Speaking at a press conference following yesterday’s meeting Dr Fox said issues covered in his meeting with Mr Gates included progress in Afghanistan, the upcoming Strategic Defence and Security Review, reform of NATO and nuclear weapons in Iran.
Dr Fox and Secretary Gates both reinforced their commitment to Afghanistan.
Dr Fox said he thought hard about the issue before accepting the position of Defence Secretary last month, concluding there is still a national security imperative:
I believe that we cannot afford Afghanistan to lapse back into a failed state which will create a security vacuum which will contaminate the region and possibly well beyond it.
We are committed to seeing it through to a resolution. By that I mean creating a stable enough Afghanistan to manage its own internal and external security.
Dr Fox said British troops would stay until Afghanistan was ‘stable enough’ to ensure internal and foreign security and the nation was run by the Afghans for the Afghans.
Questioned whether British forces would move from Helmand to Kandahar at some point in the future Dr Fox said that UK forces had built up a strong understanding of the terrain and personalities unique to Helmand and that a move to Kandahar would be ‘quite a leap’ which would also incur a large cost.
He concluded that it would therefore be ‘highly unlikely’ that any such move would happen and it is not something the UK Government would be proposing or indeed something that ISAF Commander, General Stanley McChrystal, has proposed.
However, he added that the nature of the effort would inevitably change over time, with Secretary Gates making clear that July 2011 was the US target for the beginning of military withdrawal, dependent on ‘conditions on the ground’.
Secretary Gates paid tribute to the British contribution to the ISAF effort in Afghanistan and said:
British troops are demonstrating incredible courage on the battlefields of southern Afghanistan.
I told Dr Fox how much we in America appreciate his nation’s leadership in this effort and I offered my condolences for the nearly 300 British troops who have been lost in the conflict, including several just this week.
To paraphrase a poet from the Great War, British fighting men and women have more than done their bit and… had their share.
Secretary Gates said that the international community would have to stay committed to the country for many years to come, with civilian support increasing as the need for foreign combat troops becomes less acute.

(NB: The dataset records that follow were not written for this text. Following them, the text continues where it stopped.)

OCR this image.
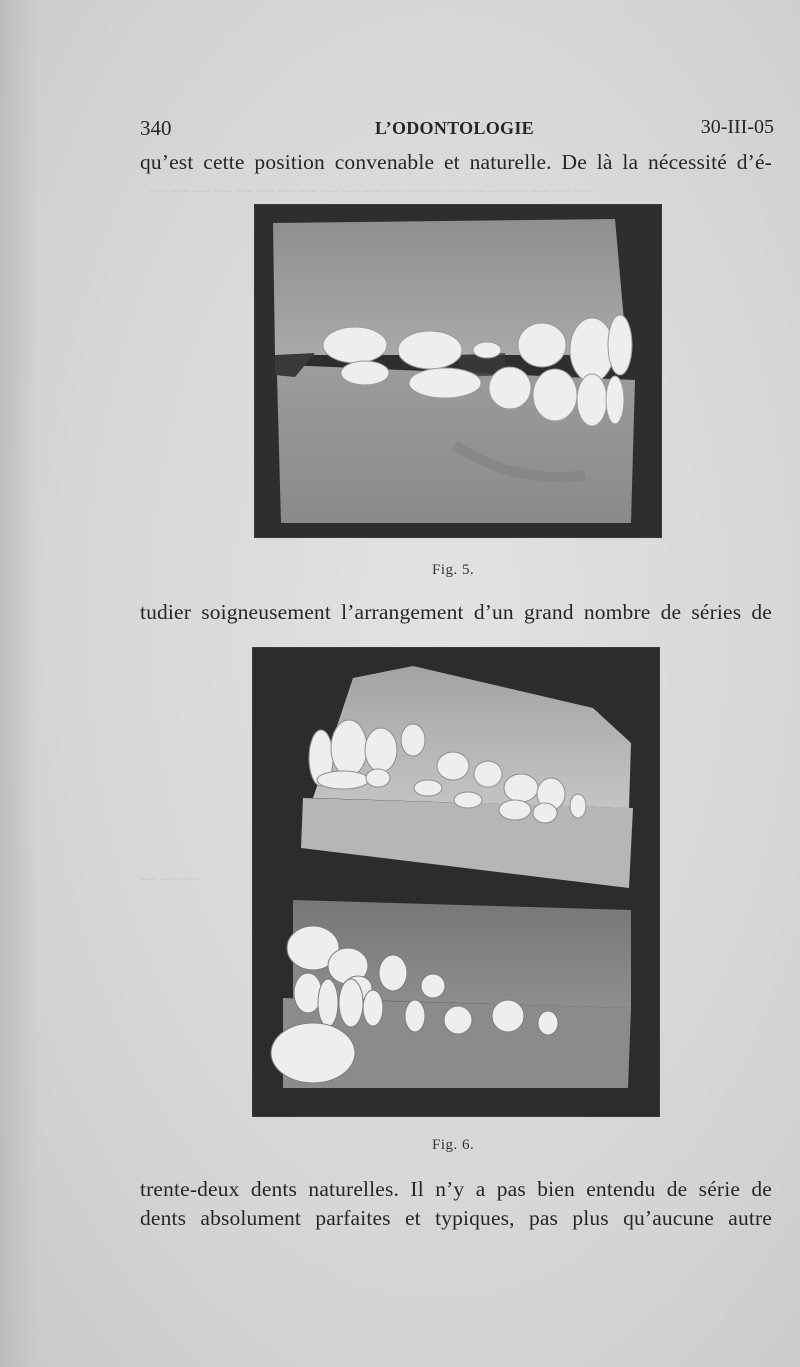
— — — — — — — — — — — — — — — — — — — — —
— — —
340	L’ODONTOLOGIE	30-III-05
qu’est cette position convenable et naturelle. De là la nécessité d’é-
Fig. 5.
tudier soigneusement l’arrangement d’un grand nombre de séries de
Fig. 6.
trente-deux dents naturelles. Il n’y a pas bien entendu de série de
dents absolument parfaites et typiques, pas plus qu’aucune autre
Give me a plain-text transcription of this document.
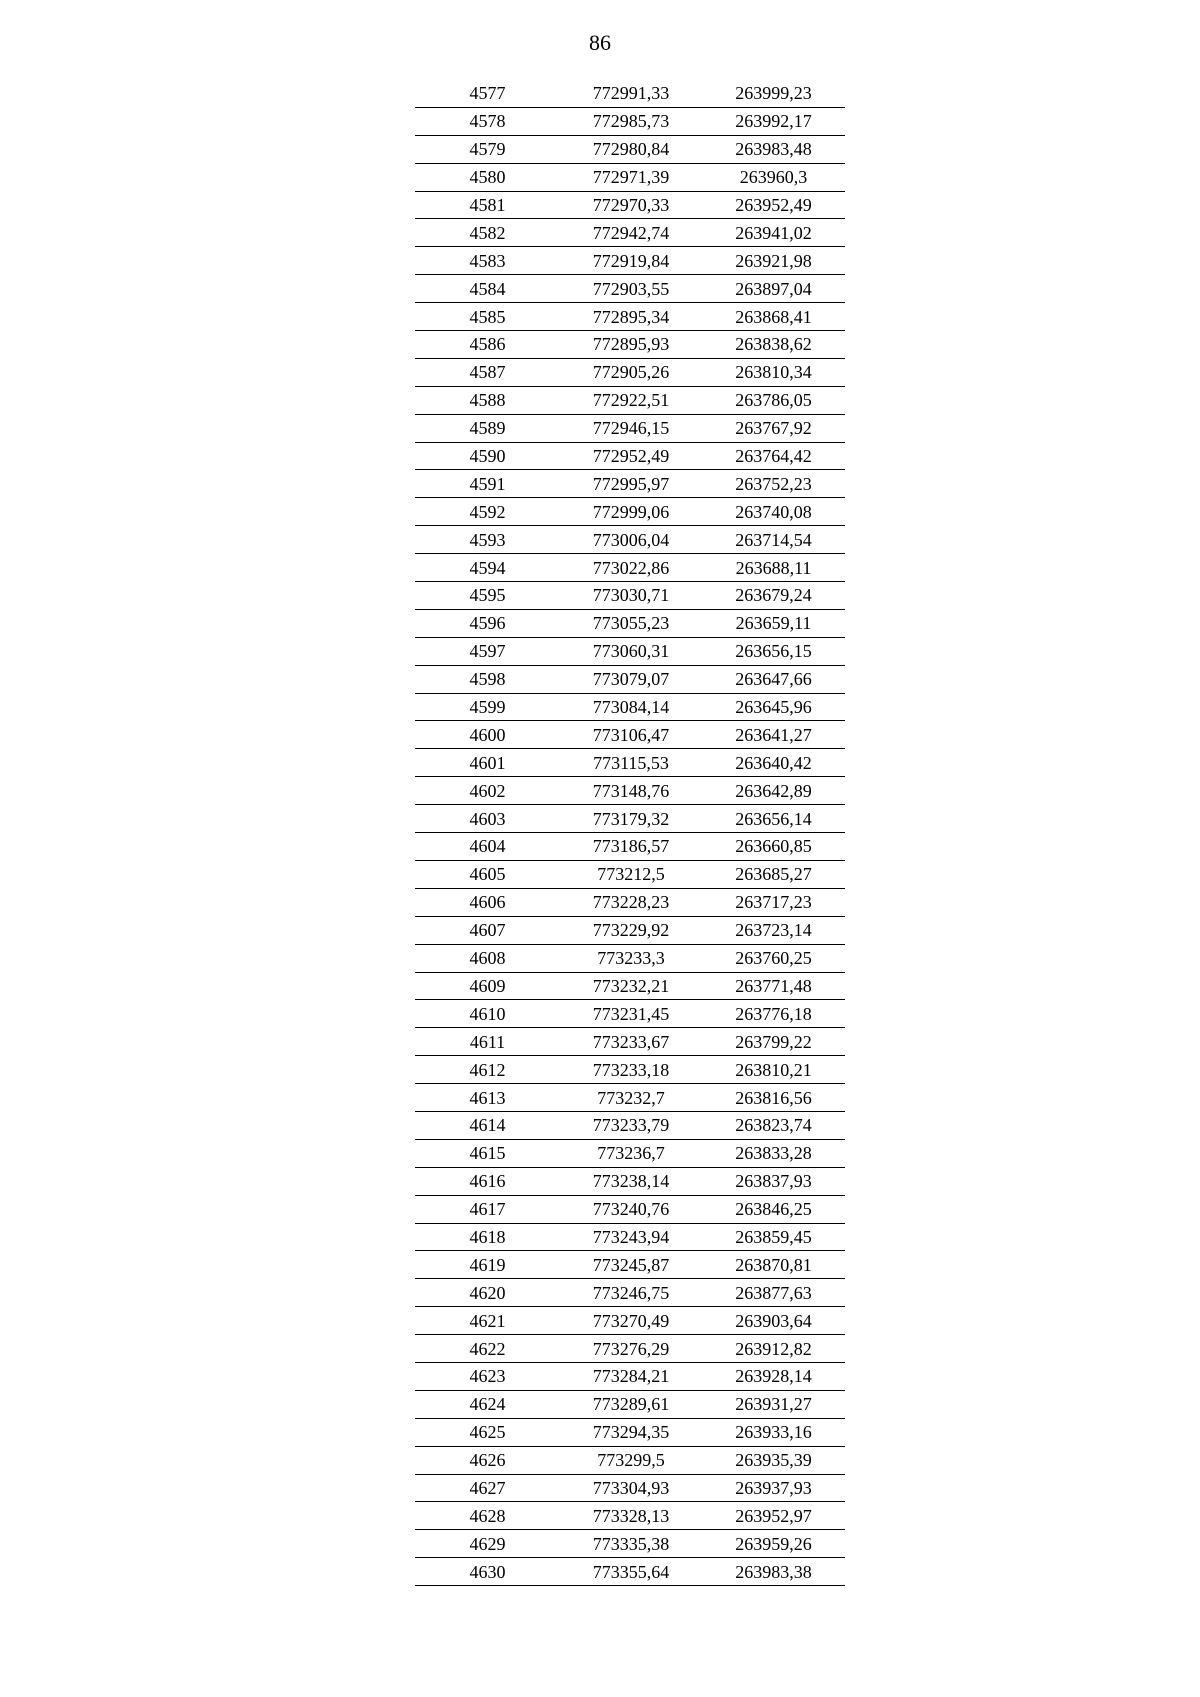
86
4577	772991,33	263999,23
4578	772985,73	263992,17
4579	772980,84	263983,48
4580	772971,39	263960,3
4581	772970,33	263952,49
4582	772942,74	263941,02
4583	772919,84	263921,98
4584	772903,55	263897,04
4585	772895,34	263868,41
4586	772895,93	263838,62
4587	772905,26	263810,34
4588	772922,51	263786,05
4589	772946,15	263767,92
4590	772952,49	263764,42
4591	772995,97	263752,23
4592	772999,06	263740,08
4593	773006,04	263714,54
4594	773022,86	263688,11
4595	773030,71	263679,24
4596	773055,23	263659,11
4597	773060,31	263656,15
4598	773079,07	263647,66
4599	773084,14	263645,96
4600	773106,47	263641,27
4601	773115,53	263640,42
4602	773148,76	263642,89
4603	773179,32	263656,14
4604	773186,57	263660,85
4605	773212,5	263685,27
4606	773228,23	263717,23
4607	773229,92	263723,14
4608	773233,3	263760,25
4609	773232,21	263771,48
4610	773231,45	263776,18
4611	773233,67	263799,22
4612	773233,18	263810,21
4613	773232,7	263816,56
4614	773233,79	263823,74
4615	773236,7	263833,28
4616	773238,14	263837,93
4617	773240,76	263846,25
4618	773243,94	263859,45
4619	773245,87	263870,81
4620	773246,75	263877,63
4621	773270,49	263903,64
4622	773276,29	263912,82
4623	773284,21	263928,14
4624	773289,61	263931,27
4625	773294,35	263933,16
4626	773299,5	263935,39
4627	773304,93	263937,93
4628	773328,13	263952,97
4629	773335,38	263959,26
4630	773355,64	263983,38
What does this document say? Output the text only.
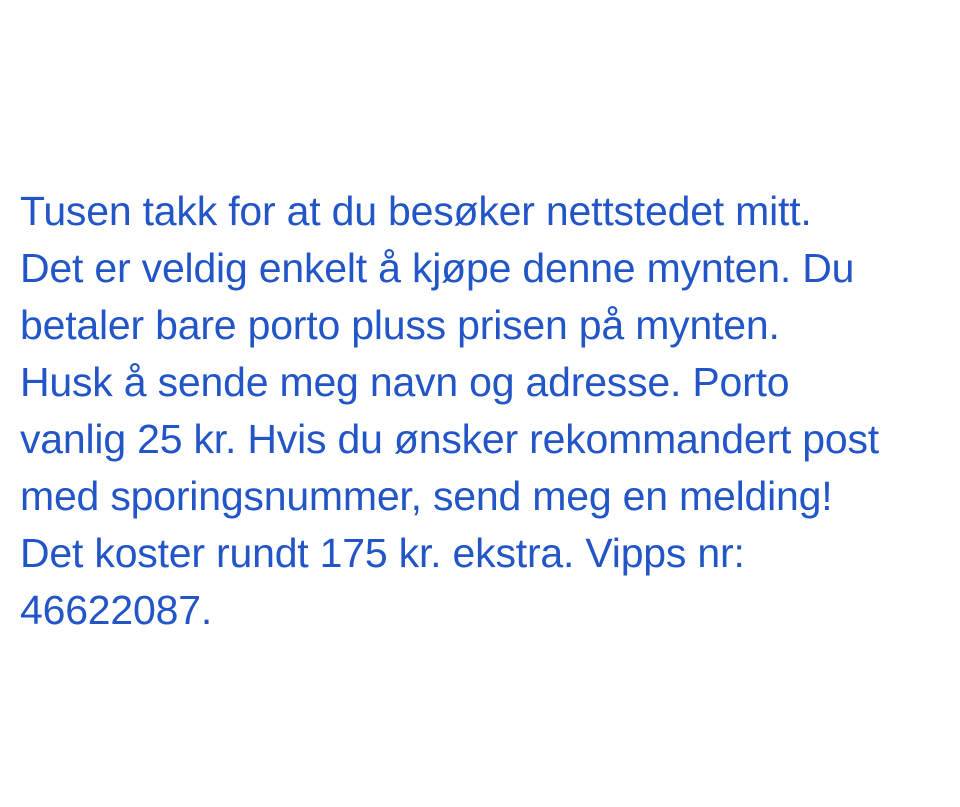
Tusen takk for at du besøker nettstedet mitt.

Det er veldig enkelt å kjøpe denne mynten. Du

betaler bare porto pluss prisen på mynten.

Husk å sende meg navn og adresse. Porto

vanlig 25 kr. Hvis du ønsker rekommandert post

med sporingsnummer, send meg en melding!

Det koster rundt 175 kr. ekstra. Vipps nr:

46622087.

Iran was also a key feature of the discussions. Mr Gates said he was hopeful the United Nations Security Council would pass a resolution designed to prevent Iran developing nuclear weapons ‘very soon’.
Dr Fox was also optimistic in that regard and warned that if Iran were to become a nuclear power it would destabilise the entire region and ‘may well be the end of the NPT [Nuclear Non-Proliferation Treaty] as we know it’.
But Dr Fox said a new UN resolution backed by the entire global community would demonstrate to the Iranian leadership how ‘serious’ the situation was.
Both men also said that they agreed on the need for reform of NATO and would work together to achieve their aims in this area and Dr Fox said Britain would take lessons from the US when it decides on the future of Defence in the Strategic Defence and Security Review.